How's it going so far? Five things I've learned since leaving my job to write
I left my job to write and everyone wants to know how it's going. Alright, not everyone, but a few very sweet and dedicated friends. It's a lovely question to be asked, but the hardest to answer.
I last worked a 'proper' day at 'proper' work on Friday 13 October, five weeks ago. The first week after that I was out of the country on a trip (as my Instagram followers will no doubt remember, since I'm still posting the photos), so I'm not counting that. Twenty-five working days have gone by, but taking away five of those for the trip, less another three when I went to visit my parents (long overdue), and another when I presented at a conference which had nothing to do with writing: that's sixteen days.
And that's including today, which hasn't really got started yet.
How's it going? Well, you won't be surprised to hear that there's only so much that can happen in sixteen days. I'm not finished with the novel yet, if that's what you're asking, but I am learning a thing or two about myself and writing. Specifically:
1) I drink more tea now.
I don't know if it's procrastination, but I've got really into my hot drinks. I hate to admit it here, but at work I was always (quite openly) behind on my tea round quota because I was just so busy. Now, when looking at the unchanging screen gets too much, diligently watching the kettle boil is very appealing.
2) So much of writing isn't actually writing.
It’s nice not having a rigid schedule and to be able to set my own agenda, but in my experience so far (and I might be doing something really wrong), a lot of time spent 'writing' isn’t about actually writing at all. It's about plotting, planning and replanning (especially when you’re dealing with a manuscript you’ve written in two hour slots over nearly a decade).
3) Searching for and submitting to opportunities takes forever.
Before I left my job I'd watch deadlines go by for opportunities (competitions, magazine submissions, all that stuff) and feel really guilty I hadn't found the time to send something off, particularly in cases where I knew I had something already written that fitted the brief.
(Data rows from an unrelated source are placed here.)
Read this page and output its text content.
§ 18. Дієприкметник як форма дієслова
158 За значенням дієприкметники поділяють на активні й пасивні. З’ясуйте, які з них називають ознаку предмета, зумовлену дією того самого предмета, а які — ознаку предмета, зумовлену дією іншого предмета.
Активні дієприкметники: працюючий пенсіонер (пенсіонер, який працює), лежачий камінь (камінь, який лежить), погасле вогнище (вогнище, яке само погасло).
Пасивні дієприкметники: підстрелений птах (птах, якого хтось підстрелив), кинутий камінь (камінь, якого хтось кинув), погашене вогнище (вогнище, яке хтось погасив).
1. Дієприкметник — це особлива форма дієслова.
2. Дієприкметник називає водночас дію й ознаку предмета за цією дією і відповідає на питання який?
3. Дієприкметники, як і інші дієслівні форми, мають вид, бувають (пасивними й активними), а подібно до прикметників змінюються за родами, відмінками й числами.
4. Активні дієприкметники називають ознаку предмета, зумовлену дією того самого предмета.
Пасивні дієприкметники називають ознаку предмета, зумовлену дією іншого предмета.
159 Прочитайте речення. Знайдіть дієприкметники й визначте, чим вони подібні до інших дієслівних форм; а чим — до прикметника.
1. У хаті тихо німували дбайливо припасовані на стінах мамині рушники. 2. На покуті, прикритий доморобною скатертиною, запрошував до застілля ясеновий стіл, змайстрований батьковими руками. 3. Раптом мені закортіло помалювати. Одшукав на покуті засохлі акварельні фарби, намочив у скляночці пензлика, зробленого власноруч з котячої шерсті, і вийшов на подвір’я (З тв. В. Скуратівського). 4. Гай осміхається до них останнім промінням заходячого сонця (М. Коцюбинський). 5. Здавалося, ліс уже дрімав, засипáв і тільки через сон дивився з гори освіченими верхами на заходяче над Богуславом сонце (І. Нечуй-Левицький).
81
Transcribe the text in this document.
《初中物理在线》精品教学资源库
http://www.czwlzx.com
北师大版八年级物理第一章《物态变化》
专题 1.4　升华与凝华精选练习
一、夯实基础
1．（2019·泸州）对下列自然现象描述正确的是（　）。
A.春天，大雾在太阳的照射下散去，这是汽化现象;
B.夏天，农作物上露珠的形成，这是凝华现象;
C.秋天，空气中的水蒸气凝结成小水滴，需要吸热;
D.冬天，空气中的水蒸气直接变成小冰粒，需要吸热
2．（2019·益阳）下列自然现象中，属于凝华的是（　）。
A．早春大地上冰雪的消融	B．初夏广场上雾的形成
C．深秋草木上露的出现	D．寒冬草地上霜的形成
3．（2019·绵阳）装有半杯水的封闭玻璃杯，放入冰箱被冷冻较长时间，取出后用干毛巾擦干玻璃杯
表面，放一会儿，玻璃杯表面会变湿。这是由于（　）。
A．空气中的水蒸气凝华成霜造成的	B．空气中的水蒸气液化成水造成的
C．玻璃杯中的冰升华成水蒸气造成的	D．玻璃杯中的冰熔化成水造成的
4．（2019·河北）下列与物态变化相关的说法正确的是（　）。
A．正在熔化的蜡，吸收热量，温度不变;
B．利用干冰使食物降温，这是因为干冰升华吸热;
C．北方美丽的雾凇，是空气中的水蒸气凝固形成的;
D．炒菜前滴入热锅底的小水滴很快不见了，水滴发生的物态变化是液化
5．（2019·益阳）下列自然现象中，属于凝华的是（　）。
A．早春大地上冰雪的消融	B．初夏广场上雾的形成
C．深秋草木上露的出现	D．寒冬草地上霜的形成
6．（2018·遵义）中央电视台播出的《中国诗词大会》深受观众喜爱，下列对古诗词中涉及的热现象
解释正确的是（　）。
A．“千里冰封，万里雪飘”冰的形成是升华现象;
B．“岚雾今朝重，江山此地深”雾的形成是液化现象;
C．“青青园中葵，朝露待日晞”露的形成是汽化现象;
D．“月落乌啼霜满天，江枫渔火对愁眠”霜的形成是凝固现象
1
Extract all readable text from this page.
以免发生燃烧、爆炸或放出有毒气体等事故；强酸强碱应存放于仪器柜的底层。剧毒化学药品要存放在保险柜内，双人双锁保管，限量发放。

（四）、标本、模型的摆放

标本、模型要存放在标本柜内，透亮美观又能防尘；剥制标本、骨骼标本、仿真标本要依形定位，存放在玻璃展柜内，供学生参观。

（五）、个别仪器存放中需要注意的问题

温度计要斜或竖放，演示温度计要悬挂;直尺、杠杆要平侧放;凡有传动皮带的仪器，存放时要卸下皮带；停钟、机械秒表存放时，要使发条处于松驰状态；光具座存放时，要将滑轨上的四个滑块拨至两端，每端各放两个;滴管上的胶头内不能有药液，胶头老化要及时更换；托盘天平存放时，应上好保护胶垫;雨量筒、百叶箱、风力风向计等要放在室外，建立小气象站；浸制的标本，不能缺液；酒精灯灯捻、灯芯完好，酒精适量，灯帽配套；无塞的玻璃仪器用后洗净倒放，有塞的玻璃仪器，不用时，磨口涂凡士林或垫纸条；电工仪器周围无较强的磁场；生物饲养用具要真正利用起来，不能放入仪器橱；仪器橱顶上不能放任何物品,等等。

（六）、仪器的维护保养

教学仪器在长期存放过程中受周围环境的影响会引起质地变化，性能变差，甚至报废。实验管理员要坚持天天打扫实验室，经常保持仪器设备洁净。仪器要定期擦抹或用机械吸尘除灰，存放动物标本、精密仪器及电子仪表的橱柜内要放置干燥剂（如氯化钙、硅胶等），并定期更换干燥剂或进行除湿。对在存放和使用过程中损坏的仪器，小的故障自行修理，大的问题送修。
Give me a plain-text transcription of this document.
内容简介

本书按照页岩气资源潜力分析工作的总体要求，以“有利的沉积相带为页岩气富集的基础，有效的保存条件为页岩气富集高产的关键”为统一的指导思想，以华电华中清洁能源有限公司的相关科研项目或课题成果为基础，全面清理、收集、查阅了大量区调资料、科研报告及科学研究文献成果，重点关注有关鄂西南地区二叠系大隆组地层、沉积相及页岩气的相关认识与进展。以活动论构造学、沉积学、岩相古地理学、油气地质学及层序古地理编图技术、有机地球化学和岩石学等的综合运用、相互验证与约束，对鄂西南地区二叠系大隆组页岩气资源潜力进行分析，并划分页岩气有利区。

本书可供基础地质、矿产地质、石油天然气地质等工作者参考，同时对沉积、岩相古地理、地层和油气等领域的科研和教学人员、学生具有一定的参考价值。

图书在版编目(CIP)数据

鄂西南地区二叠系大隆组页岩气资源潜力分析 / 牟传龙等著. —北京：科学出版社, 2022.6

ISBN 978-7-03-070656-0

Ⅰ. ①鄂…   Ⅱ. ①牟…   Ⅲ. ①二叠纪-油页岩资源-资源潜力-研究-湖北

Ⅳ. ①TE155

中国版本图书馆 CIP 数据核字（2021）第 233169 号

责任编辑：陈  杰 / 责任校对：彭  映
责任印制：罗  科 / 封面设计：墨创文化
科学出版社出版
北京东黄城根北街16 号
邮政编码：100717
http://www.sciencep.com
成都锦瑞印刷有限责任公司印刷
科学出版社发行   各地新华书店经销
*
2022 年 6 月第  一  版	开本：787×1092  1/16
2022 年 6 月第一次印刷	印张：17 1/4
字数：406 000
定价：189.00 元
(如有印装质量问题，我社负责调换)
Now I can afford to be a bit more organised about this sort of thing, but I can tell you it's terribly labourious and not doing it is nothing to feel guilty about if you've got other things on your plate.
Even if you think you have something perfect for the brief, you dig it out and read it through to find it needs a bit of tweaking, or you realise it's only half-written, or you just imagined that it was semi-decent but actually it's awful and it's best to start again. Then there are the cover letters, and ensuring it's not currently submitted somewhere else or you haven't published it before, and making sure you're making the best selection of work for that particular opportunity (for example, is this something the judges would like or is their style totally different?). It takes inordinate time, and in most cases for little or no reward.
4) I spend a lot more time at writing than I thought I would.
A lot of these are coming down to how I manage my time, I realise.
I had grand visions of four hours a day of intensive writing and leisurely afternoon strolls, runs, swims, shops and bakes. Well, that's not happening. I get started a bit later than I would have done otherwise, but I can be working right through to the middle of the night and still waking up to jot ideas down when I’m supposed to be sleeping.
5) When you don’t commute, you have to make time to read.
I did not think this through before I quit my job. Half an hour twice a day of solid reading time on the Overground between Brockley and Highbury & Islington was well worth the price of my Zones 1 & 2 Travelcard. I keep a meticulous record of my literature consumption and actually it looks slightly up, and that's probably because if I'm taken by a book I can just spend a morning getting into it. It's not like I'm going to forget to read – I start to feel a bit unstable if I don't have a book on the go – but it's a funny thing to have to schedule in.
So, that's how things are going. If you've made it to the end of this one (I think it's my longest blog post yet), thank you. I really to appreciate you taking the time to read about my existence – I know you have much better things to do, so it really means a lot!